Chennai-based Shriram group’s proposed merger of its financial services business with IDFC Bank to create a financial conglomerate is a display of animal spirits in a financial sector that has been listless at best, of late. The merger will be of significant long-term gain to IDFC and to Shriram shareholders but only if three hurdles are cleared in the short term: obtain regulatory clearances, absorb Shriram’s not-insignificant non-performing assets, and bridge the cultural chasm between suited-booted, high-paid IDFC employees and the frugal, man-in-the street culture of the Shriram group. The pact, to be finalised within 90 days, will double IDFC’s loan book to Rs 1.5 lakh crore by 2020, expand the bank’s retail footprint, and give IDFC a presence in multiple financial businesses, ranging from insurance to share-broking.
The management has projected about 10 million customers of Shriram Capital as the potential client base for IDFC Bank. Rightly, an increased asset base would also make it necessary for the merged entity to grow deposits at a fast clip to enjoy lower cost of funds to support the loan book growth. This wide support base will help IDFC face up to a not-improbable challenge to mainline banking from a new breed of fintech companies that are beginning to show their long-term threat to banking as we know it today. The deal remains subject to approvals by the boards, shareholders, regulators and third parties. If it fructifies, an NBFC, that financed trucks for people who had no access to formal finance, will disappear. This could play out in two ways. A large arm of formal finance could make a broad entry into the world of the previously unbanked.

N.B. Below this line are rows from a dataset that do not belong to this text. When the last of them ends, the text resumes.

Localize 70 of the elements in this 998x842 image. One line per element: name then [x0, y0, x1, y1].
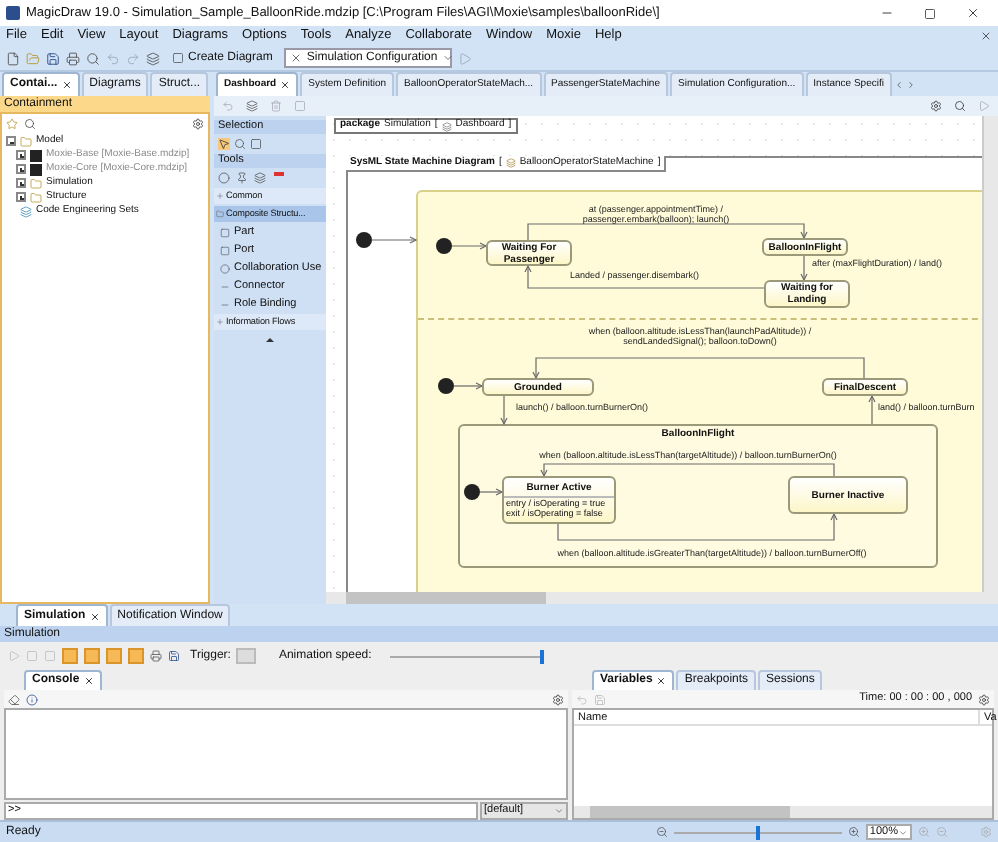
- settings-icon[interactable]: [192, 118, 204, 130]
- slider-thumb[interactable]: [755, 825, 760, 839]
- folder-icon: [216, 210, 224, 218]
- toggle-button[interactable]: [62, 648, 78, 664]
- open-folder-icon[interactable]: [26, 51, 40, 65]
- transition-arrow: [371, 236, 418, 244]
- layers-icon[interactable]: [246, 100, 258, 112]
- grid-icon[interactable]: [250, 138, 262, 150]
- favorite-icon[interactable]: [6, 118, 18, 130]
- pin-icon[interactable]: [236, 172, 248, 184]
- vertical-scrollbar[interactable]: [982, 116, 998, 592]
- save-icon[interactable]: [46, 51, 60, 65]
- zoom-out-icon[interactable]: [655, 826, 668, 838]
- transition-arrow: [451, 242, 488, 250]
- collapse-toggle[interactable]: [6, 136, 16, 146]
- settings-icon[interactable]: [552, 693, 564, 705]
- initial-state: [436, 238, 452, 254]
- minimize-icon[interactable]: [880, 6, 894, 20]
- caret-icon: [554, 806, 564, 816]
- initial-state: [438, 378, 454, 394]
- print-icon[interactable]: [66, 51, 80, 65]
- info-icon[interactable]: [26, 693, 38, 705]
- diagram-icon: [441, 121, 452, 131]
- plus-icon: [216, 318, 224, 326]
- find-icon[interactable]: [86, 51, 100, 65]
- expand-toggle[interactable]: [16, 192, 26, 202]
- settings-icon[interactable]: [978, 693, 990, 705]
- expand-toggle[interactable]: [16, 150, 26, 160]
- initial-state: [356, 232, 372, 248]
- person-icon[interactable]: [218, 172, 230, 184]
- caret-icon: [898, 827, 908, 837]
- clear-icon[interactable]: [8, 693, 20, 705]
- expand-toggle[interactable]: [16, 164, 26, 174]
- toggle-button[interactable]: [128, 648, 144, 664]
- scroll-left-icon[interactable]: [893, 79, 904, 89]
- expand-toggle[interactable]: [16, 178, 26, 188]
- toggle-button[interactable]: [106, 648, 122, 664]
- caret-icon: [441, 52, 454, 64]
- export-icon[interactable]: [168, 650, 180, 662]
- new-file-icon[interactable]: [6, 51, 20, 65]
- transition-arrow: [479, 488, 504, 496]
- state-machine-icon: [505, 158, 516, 168]
- slider-thumb[interactable]: [539, 649, 544, 663]
- diagram-icon: [172, 52, 184, 64]
- maximize-icon[interactable]: [924, 7, 936, 19]
- layers-icon[interactable]: [146, 51, 160, 65]
- scroll-right-icon[interactable]: [905, 79, 916, 89]
- horizontal-scrollbar[interactable]: [326, 592, 998, 604]
- search-icon[interactable]: [24, 118, 36, 130]
- zoom-in-icon[interactable]: [847, 826, 860, 838]
- search-icon[interactable]: [954, 100, 966, 112]
- app-icon: [6, 6, 20, 20]
- toggle-button[interactable]: [84, 648, 100, 664]
- horizontal-scrollbar[interactable]: [574, 806, 992, 818]
- plus-icon: [216, 192, 224, 200]
- stack-icon[interactable]: [254, 172, 266, 184]
- folder-icon: [20, 135, 32, 147]
- print-icon[interactable]: [150, 650, 162, 662]
- transition-arrow: [453, 382, 484, 390]
- close-icon[interactable]: [980, 30, 992, 42]
- sets-icon: [20, 205, 32, 217]
- initial-state: [464, 484, 480, 500]
- close-icon[interactable]: [966, 6, 980, 20]
- marquee-icon[interactable]: [234, 138, 246, 150]
- settings-icon[interactable]: [930, 100, 942, 112]
- pointer-icon[interactable]: [218, 138, 230, 150]
- transition-arrow: [500, 395, 508, 426]
- transition-arrow: [800, 255, 808, 282]
- scroll-up-icon[interactable]: [266, 338, 274, 342]
- transition-arrow: [868, 394, 876, 425]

Or, the unbanked could lose a form of financing it used to have access to. It is devoutly to be wished for that the result would be to extend the reach of formal finance.
Apart from valuing Shriram group companies at levels that would make sense for their shareholders to approve the merger, IDFC would have to persuade the RBI to allow a common holding company to own both a bank and an NBFC, Shriram Transport Finance.